Some come from the Twin Cities, according to owner Jim Carlson. Others travel even farther. On Friday, a trucker from Grand Rapids, Minn., said he started making the 80-mile drive to Carlson’s store every three weeks because his neighborhood smoke shop stopped selling “herbal incense.”
Duluth resident Heidi Middleton, who was first in line, said she comes almost every day. “If I don’t have weed in my system, I go into convulsions and throw up,” said Middleton, 38. “It mellows me out.”
Any day now, Carlson predicts, police will raid the shop he’s owned for 29 years and arrest him. But every day that doesn’t happen puts another $16,000 or so in his till, Carlson estimates. That means the small, crowded shop -- which also sells sex toys, bongs and an array of other vice accessories -- is hauling in almost $6 million a year from synthetic marijuana and stimulants.
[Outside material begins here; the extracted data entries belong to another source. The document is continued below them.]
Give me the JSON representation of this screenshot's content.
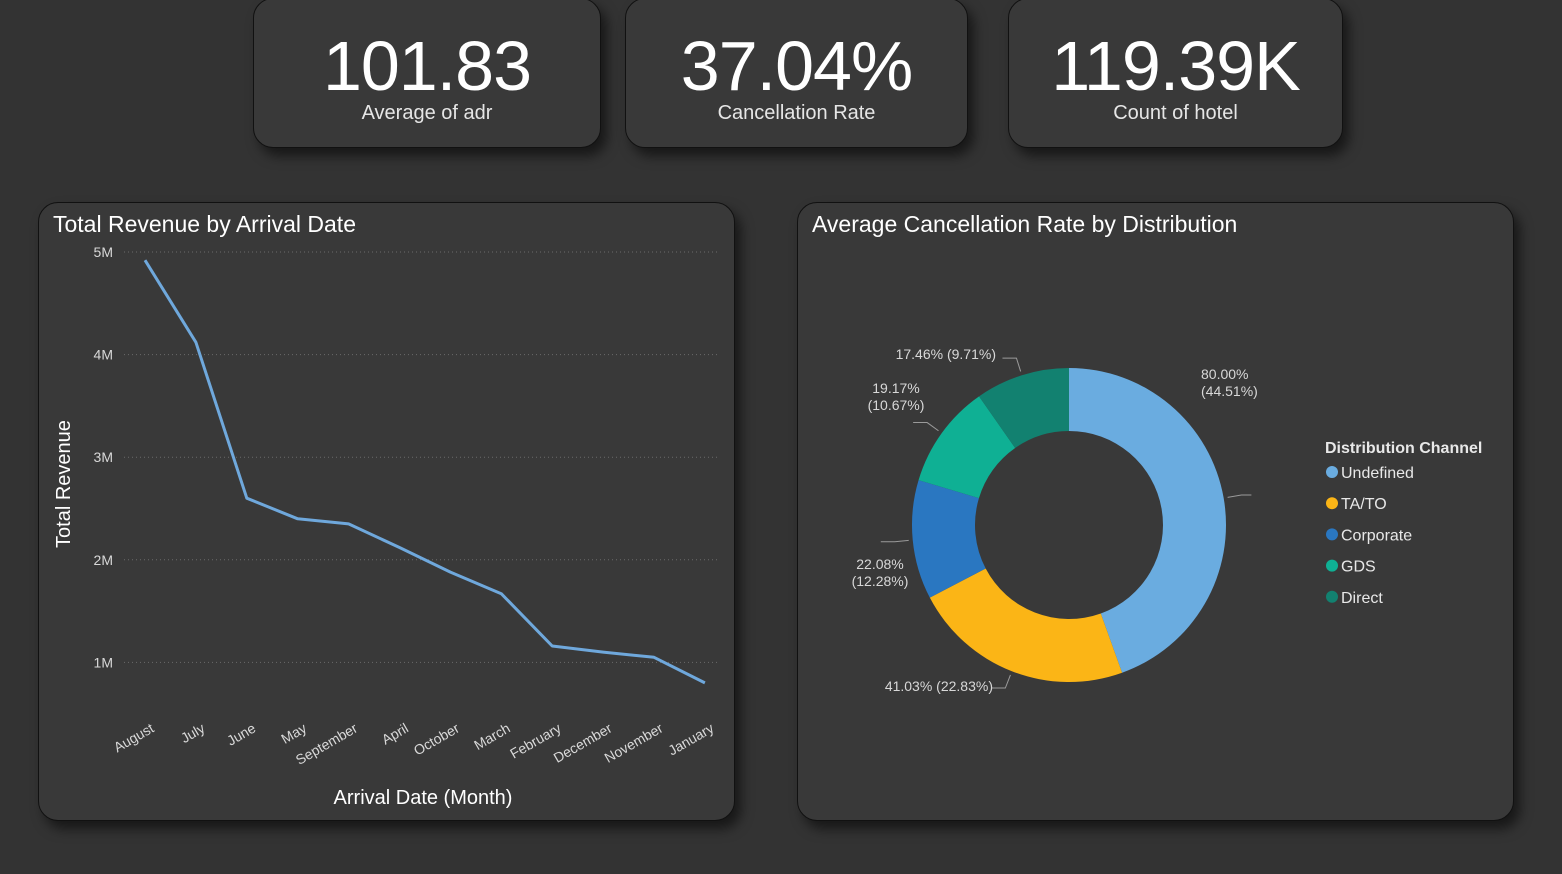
{
  "kpis": [
    {
      "value": "101.83",
      "label": "Average of adr"
    },
    {
      "value": "37.04%",
      "label": "Cancellation Rate"
    },
    {
      "value": "119.39K",
      "label": "Count of hotel"
    }
  ],
  "colors": {
    "line": "#6fa8dc",
    "undefined": "#6aace0",
    "tato": "#fbb516",
    "corporate": "#2a77c1",
    "gds": "#0fb094",
    "direct": "#128170"
  },
  "chart_data": [
    {
      "type": "line",
      "title": "Total Revenue by Arrival Date",
      "xlabel": "Arrival Date (Month)",
      "ylabel": "Total Revenue",
      "categories": [
        "August",
        "July",
        "June",
        "May",
        "September",
        "April",
        "October",
        "March",
        "February",
        "December",
        "November",
        "January"
      ],
      "values": [
        4.92,
        4.12,
        2.6,
        2.4,
        2.35,
        2.12,
        1.88,
        1.67,
        1.16,
        1.1,
        1.05,
        0.8
      ],
      "ylim": [
        0,
        5
      ],
      "yticks": [
        1,
        2,
        3,
        4,
        5
      ],
      "ytick_labels": [
        "1M",
        "2M",
        "3M",
        "4M",
        "5M"
      ],
      "grid": true
    },
    {
      "type": "pie",
      "title": "Average Cancellation Rate by Distribution",
      "legend_title": "Distribution Channel",
      "legend_position": "right",
      "slices": [
        {
          "name": "Undefined",
          "value": 80.0,
          "share": 44.51,
          "label_value": "80.00%",
          "label_share": "(44.51%)",
          "color": "#6aace0"
        },
        {
          "name": "TA/TO",
          "value": 41.03,
          "share": 22.83,
          "label_value": "41.03%",
          "label_share": "(22.83%)",
          "color": "#fbb516"
        },
        {
          "name": "Corporate",
          "value": 22.08,
          "share": 12.28,
          "label_value": "22.08%",
          "label_share": "(12.28%)",
          "color": "#2a77c1"
        },
        {
          "name": "GDS",
          "value": 19.17,
          "share": 10.67,
          "label_value": "19.17%",
          "label_share": "(10.67%)",
          "color": "#0fb094"
        },
        {
          "name": "Direct",
          "value": 17.46,
          "share": 9.71,
          "label_value": "17.46%",
          "label_share": "(9.71%)",
          "color": "#128170"
        }
      ]
    }
  ]
}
“Our sales are just insane,” Carlson recently told the Star Tribune. “If anything it’s gotten stronger with a lot of my competition getting out of it, nervous, not knowing what’s going on.”
Local officials, who have tried in vain for years to force Carlson to stop selling drug-related merchandise, think the retailer has gone way too far this time.
“He flaunts and he taunts, and I think it’s absolutely disgusting how you can sell a product to people that damages users and innocent bystanders,” Duluth City Council Member Todd Fedora said.